The ScanQA CIDEr score of 90.11 is still slightly below 3D-LLaVA's 92.60, indicating that "encoder-free" methods still have a slight gap in absolute accuracy. Their strength lies in the efficiency-accuracy trade-off rather than pushing absolute SOTA.
Future Work: Pre-training on larger and more diverse 3D corpora, adaptive/learnable serialization, and incorporating other modalities like RGB.

vs. Encoder-based 3D LMMs (LL3DA / PerLA / 3D-LLaVA): These rely on heavy 3D encoders + Q-Former/projection alignment. Fase3D directly processes raw point clouds using a lightweight FFT tokenizer, achieving comparable results with an order of magnitude fewer parameters/FLOPs. The fundamental difference lies in "encoder-free design + frequency-domain approximate attention."
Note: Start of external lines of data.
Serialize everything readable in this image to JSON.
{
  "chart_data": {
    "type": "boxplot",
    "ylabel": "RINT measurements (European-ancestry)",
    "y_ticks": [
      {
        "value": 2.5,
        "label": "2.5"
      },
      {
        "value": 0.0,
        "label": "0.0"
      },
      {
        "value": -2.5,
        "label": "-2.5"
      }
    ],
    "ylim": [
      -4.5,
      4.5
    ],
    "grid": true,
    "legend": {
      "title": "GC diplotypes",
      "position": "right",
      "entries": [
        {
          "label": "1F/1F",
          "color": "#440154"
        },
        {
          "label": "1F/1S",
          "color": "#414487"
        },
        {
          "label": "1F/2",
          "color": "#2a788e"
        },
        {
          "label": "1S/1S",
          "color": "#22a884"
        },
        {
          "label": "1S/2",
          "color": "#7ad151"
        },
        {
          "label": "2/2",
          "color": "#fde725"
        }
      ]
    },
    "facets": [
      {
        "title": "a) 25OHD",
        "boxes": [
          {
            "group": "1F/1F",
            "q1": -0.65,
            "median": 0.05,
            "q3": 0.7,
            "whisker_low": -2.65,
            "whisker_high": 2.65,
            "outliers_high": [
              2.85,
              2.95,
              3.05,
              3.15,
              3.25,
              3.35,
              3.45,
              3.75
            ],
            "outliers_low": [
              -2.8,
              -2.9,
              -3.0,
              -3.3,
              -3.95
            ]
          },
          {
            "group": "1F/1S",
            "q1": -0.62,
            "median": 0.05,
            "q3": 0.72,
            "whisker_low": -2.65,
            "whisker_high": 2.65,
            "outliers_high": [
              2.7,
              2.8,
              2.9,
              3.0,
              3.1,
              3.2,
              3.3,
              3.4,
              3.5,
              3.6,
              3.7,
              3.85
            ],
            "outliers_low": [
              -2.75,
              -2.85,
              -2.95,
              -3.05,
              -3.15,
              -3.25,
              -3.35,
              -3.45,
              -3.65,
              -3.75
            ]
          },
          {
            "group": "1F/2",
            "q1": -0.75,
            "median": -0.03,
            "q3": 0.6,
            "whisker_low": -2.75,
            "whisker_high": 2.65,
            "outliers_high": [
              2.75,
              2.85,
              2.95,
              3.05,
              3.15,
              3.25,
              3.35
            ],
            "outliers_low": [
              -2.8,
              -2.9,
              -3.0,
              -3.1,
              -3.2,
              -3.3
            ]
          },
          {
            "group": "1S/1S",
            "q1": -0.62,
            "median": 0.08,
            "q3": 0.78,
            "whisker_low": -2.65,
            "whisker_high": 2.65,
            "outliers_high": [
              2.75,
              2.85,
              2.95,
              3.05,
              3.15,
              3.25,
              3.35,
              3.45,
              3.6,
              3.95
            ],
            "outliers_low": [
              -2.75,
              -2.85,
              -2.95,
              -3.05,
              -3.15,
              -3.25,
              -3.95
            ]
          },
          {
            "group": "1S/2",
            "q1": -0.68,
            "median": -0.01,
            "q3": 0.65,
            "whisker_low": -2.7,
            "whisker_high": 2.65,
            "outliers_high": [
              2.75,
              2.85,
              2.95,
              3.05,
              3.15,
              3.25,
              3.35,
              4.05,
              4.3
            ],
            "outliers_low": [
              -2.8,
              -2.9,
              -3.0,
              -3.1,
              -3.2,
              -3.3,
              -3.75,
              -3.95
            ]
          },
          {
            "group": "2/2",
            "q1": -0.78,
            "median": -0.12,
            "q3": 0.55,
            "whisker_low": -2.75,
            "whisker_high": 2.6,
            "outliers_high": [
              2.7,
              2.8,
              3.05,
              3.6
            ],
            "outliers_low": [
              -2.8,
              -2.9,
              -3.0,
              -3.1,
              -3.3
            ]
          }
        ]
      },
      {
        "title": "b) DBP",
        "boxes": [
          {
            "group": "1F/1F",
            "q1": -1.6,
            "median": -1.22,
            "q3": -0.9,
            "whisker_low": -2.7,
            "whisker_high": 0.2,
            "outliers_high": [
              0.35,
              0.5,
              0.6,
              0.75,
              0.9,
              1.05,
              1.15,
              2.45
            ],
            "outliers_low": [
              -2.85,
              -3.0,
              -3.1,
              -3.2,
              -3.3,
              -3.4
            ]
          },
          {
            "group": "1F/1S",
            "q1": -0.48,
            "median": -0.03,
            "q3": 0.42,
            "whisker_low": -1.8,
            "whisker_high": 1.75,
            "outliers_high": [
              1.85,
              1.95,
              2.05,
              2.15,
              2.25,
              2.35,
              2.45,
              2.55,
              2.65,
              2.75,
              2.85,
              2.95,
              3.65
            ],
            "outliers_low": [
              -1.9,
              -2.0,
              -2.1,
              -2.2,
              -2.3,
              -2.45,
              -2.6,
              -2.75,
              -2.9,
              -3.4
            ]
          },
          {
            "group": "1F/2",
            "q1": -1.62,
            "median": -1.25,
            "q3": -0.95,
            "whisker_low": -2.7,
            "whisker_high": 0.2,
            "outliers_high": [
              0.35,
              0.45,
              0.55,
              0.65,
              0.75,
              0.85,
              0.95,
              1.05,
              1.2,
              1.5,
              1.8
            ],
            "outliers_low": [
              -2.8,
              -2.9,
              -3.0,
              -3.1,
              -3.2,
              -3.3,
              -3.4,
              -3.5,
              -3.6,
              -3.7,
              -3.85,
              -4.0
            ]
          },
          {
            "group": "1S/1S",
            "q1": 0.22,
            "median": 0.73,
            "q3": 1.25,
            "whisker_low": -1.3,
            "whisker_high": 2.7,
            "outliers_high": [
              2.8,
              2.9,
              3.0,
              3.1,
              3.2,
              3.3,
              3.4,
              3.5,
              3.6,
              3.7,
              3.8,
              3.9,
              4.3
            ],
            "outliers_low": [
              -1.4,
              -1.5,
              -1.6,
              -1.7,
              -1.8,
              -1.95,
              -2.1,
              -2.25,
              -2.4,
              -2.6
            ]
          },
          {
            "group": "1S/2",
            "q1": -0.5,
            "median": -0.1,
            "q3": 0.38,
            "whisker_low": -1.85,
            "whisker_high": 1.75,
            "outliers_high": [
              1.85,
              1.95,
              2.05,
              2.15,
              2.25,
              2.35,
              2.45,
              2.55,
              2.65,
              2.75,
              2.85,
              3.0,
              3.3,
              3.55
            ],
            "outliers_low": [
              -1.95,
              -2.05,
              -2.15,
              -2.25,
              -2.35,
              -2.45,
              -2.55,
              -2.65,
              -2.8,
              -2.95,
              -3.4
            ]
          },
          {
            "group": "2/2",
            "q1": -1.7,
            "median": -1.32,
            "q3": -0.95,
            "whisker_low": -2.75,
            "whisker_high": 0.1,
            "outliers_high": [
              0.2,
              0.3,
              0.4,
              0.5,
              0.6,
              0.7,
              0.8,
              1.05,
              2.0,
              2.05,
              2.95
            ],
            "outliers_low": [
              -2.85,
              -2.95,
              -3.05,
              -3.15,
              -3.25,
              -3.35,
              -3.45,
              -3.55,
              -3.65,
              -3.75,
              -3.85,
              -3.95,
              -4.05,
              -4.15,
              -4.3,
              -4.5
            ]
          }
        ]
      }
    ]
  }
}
vs. 2D Encoder-Free LMMs (EVE / Mono-InternVL / Fuyu): These map pixels directly to LLM token space. Fase3D porting this paradigm to 3D tackles the unique challenges of unordered and large-scale point clouds via SFC serialization, superpoint pooling, and FFT, compensating for the lack of inherent grid structures in 3D.
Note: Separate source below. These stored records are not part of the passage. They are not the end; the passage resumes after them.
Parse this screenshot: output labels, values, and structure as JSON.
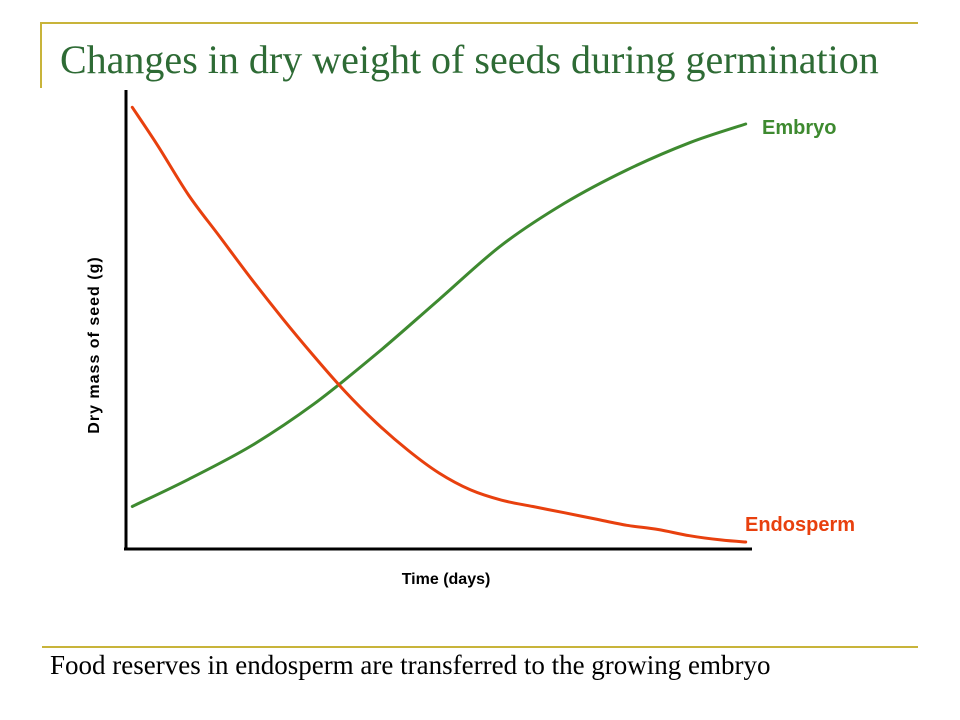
{
  "slide": {
    "title": "Changes in dry weight of seeds during germination",
    "caption": "Food reserves in endosperm are transferred to the growing embryo",
    "accent_color": "#c8b43a",
    "title_color": "#2e6b35"
  },
  "chart_data": {
    "type": "line",
    "title": "",
    "xlabel": "Time (days)",
    "ylabel": "Dry mass of seed (g)",
    "xlim": [
      0,
      100
    ],
    "ylim": [
      0,
      100
    ],
    "x_ticks": [],
    "y_ticks": [],
    "grid": false,
    "legend": "inline labels at line ends",
    "series": [
      {
        "name": "Embryo",
        "color": "#3e8a30",
        "x": [
          1,
          10,
          20,
          30,
          40,
          50,
          60,
          70,
          80,
          90,
          99
        ],
        "y": [
          8.5,
          15,
          23,
          33,
          45,
          58,
          71,
          81,
          89,
          95.5,
          100
        ]
      },
      {
        "name": "Endosperm",
        "color": "#e8400e",
        "x": [
          1,
          5,
          10,
          15,
          20,
          25,
          30,
          35,
          40,
          45,
          50,
          55,
          60,
          65,
          70,
          75,
          80,
          85,
          90,
          95,
          99
        ],
        "y": [
          104,
          95,
          83,
          73,
          63,
          53.5,
          44.5,
          36,
          28.5,
          22,
          16.5,
          12.5,
          10,
          8.5,
          7,
          5.5,
          4,
          3,
          1.5,
          0.5,
          0
        ]
      }
    ]
  }
}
vs. Object-level Encoder-Free Models (ENEL on ShapeLLM/PointLLM): ENEL uses hierarchical tokenization but is limited to object-level bounds. Fase3D directly addresses scene-level token ordering, scalability, and global context integration.
vs. Frequency-domain Point Cloud Methods (PointGST Graph Fourier / Voxel 3D FFT): By avoiding costly \(O(M^2)\) Laplacian calculations and expensive voxel-grid FFTs in favor of 1D sequence-window FFTs, Fase3D makes frequency-domain processing computationally affordable at the scene scale.

Rating¶

Novelty: ⭐⭐⭐⭐⭐ First encoder-free, Fourier-based 3D scene large model. The "serialization + FFT approximate self-attention" pipeline is highly novel.
Experimental Thoroughness: ⭐⭐⭐⭐ Solid evaluations on 4 datasets across QA and dense captioning, alongside comprehensive ablations (tokenizer/LoRA/backbone), though validation on larger scales/more modalities is currently missing.
Writing Quality: ⭐⭐⭐⭐ Clear progression from motivation to method and ablation. The formulas and pipeline diagrams are well-structured, although some frequency modules are explained somewhat briefly.
Value: ⭐⭐⭐⭐⭐ Reducing the computational cost of 3D visual tokenization by an order of magnitude without sacrificing performance is highly valuable for the deployment of 3D LMMs on edge devices.